Six mois après la réintroduction de la drachme, le taux de chômage devrait baisser avec la création d’emplois dans les grandes villes et dans les îles touristiques. Les employés du secteur publics, les retraités et les fournisseurs de l’état seraient rétribués en drachmes. Quid de l’achat des biens importés ? Les Grecs pourraient le faire avec les euros conservés avant le retour de la drachme. La Grèce ne pourra pas se passer de l’euro. Dans tous les cas, il y aurait la coexistence de deux monnaies : l’euro pour les échanges externes et la drachme pour les transactions internes. Dans tous les pays en faillite, il y a toujours une devise qui sert de valeur refuge. L’euro serait cette monnaie sécurisée.

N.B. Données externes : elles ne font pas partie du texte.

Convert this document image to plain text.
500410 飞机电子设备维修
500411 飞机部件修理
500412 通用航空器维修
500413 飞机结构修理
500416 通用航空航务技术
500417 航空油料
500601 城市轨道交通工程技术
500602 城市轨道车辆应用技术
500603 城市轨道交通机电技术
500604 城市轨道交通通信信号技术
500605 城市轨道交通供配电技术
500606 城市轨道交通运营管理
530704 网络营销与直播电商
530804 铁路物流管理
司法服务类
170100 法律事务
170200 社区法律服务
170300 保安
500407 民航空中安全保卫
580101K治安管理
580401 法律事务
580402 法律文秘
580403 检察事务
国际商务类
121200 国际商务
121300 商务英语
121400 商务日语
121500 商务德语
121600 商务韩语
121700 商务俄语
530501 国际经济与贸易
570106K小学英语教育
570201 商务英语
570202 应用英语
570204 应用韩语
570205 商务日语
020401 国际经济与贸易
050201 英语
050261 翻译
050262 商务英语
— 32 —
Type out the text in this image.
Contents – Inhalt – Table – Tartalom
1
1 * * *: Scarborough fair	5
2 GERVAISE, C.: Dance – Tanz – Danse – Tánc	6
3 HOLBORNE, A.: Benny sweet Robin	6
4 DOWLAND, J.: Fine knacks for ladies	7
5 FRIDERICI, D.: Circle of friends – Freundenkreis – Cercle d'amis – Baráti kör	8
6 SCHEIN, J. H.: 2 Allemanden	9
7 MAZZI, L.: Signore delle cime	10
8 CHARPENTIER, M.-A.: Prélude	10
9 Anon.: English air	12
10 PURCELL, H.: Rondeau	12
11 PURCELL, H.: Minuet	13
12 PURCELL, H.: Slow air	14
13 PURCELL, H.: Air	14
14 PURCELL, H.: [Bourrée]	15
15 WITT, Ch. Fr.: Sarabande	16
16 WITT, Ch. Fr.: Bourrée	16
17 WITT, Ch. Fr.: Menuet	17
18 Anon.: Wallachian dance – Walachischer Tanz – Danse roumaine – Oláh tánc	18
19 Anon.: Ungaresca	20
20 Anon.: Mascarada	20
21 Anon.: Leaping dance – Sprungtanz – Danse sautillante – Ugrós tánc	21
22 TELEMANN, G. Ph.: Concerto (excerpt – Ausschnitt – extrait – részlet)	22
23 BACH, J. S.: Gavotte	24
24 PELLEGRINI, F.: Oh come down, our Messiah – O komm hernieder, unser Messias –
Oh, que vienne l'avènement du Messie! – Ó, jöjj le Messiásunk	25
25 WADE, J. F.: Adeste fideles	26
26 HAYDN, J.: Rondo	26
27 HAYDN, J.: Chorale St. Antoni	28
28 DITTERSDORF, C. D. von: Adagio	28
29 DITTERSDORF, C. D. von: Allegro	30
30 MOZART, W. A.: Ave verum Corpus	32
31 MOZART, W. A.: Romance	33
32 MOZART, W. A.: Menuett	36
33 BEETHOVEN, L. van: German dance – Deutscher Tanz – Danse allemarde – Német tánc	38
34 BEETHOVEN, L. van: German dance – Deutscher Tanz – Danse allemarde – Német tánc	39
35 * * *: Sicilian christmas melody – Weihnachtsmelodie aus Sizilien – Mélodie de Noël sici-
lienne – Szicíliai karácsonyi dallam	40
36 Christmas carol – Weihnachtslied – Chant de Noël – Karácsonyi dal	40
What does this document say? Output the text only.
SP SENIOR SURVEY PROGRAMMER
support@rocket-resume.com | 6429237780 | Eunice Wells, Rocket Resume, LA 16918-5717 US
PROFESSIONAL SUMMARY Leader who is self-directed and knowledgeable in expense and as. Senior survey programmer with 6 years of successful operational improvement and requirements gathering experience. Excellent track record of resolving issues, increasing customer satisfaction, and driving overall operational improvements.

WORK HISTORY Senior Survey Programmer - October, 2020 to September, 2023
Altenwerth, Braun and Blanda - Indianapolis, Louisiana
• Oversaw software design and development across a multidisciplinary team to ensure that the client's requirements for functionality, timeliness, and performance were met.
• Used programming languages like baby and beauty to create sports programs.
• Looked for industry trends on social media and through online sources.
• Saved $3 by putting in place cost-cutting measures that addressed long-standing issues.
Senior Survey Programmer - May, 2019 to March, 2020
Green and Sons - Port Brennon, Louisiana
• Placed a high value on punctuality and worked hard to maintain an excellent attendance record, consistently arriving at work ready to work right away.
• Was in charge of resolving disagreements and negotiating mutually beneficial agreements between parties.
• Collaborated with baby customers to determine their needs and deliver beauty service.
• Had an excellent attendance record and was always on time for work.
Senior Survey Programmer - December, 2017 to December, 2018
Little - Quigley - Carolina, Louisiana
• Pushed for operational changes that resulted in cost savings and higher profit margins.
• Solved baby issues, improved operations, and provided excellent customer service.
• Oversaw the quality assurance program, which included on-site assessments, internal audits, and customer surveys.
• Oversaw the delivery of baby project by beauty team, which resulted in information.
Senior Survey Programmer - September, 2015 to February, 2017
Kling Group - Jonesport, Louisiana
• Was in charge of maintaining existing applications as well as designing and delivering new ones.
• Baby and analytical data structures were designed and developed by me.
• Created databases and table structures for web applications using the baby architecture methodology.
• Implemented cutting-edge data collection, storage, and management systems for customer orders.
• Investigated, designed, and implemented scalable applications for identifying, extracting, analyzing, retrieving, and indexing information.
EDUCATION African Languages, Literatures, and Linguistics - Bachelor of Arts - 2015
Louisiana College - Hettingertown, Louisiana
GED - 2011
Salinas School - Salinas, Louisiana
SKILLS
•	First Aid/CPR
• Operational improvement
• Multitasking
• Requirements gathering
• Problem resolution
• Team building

Le rôle des banques grecques

Les banques sont les chefs d’orchestre indispensables pour assurer le fonctionnement de l’économie. Elles doivent garantir aux publics, privés et aux particuliers le système de paiement, de monnaie et de crédit. Les banques se retrouvent au premier rang lorsqu’il y a un changement de la monnaie. Si la Grèce sortait de la zone euro rapidement, elle devrait concevoir cette nouvelle devise dans les meilleurs délais afin d’éviter qu’un chaos monétaire et économique ne se produise. Ces périodes de transition sont complexes et difficilement prévisibles. Comment se comporterait une population s’il n’y avait plus de monnaie disponible pour payer les dépenses courantes ? Quid de l’économie du troc en grèce ? Celle-ci a fonctionné durant les premiers mois de la crise en Argentine. Il faut généralement 3 mois pour frapper les pièces, imprimer les billets, approvisionner les banques, … La banque centrale grecque deviendrait l’institution garante du système bancaire puisque la BCE ne pourrait plus assumer ce rôle.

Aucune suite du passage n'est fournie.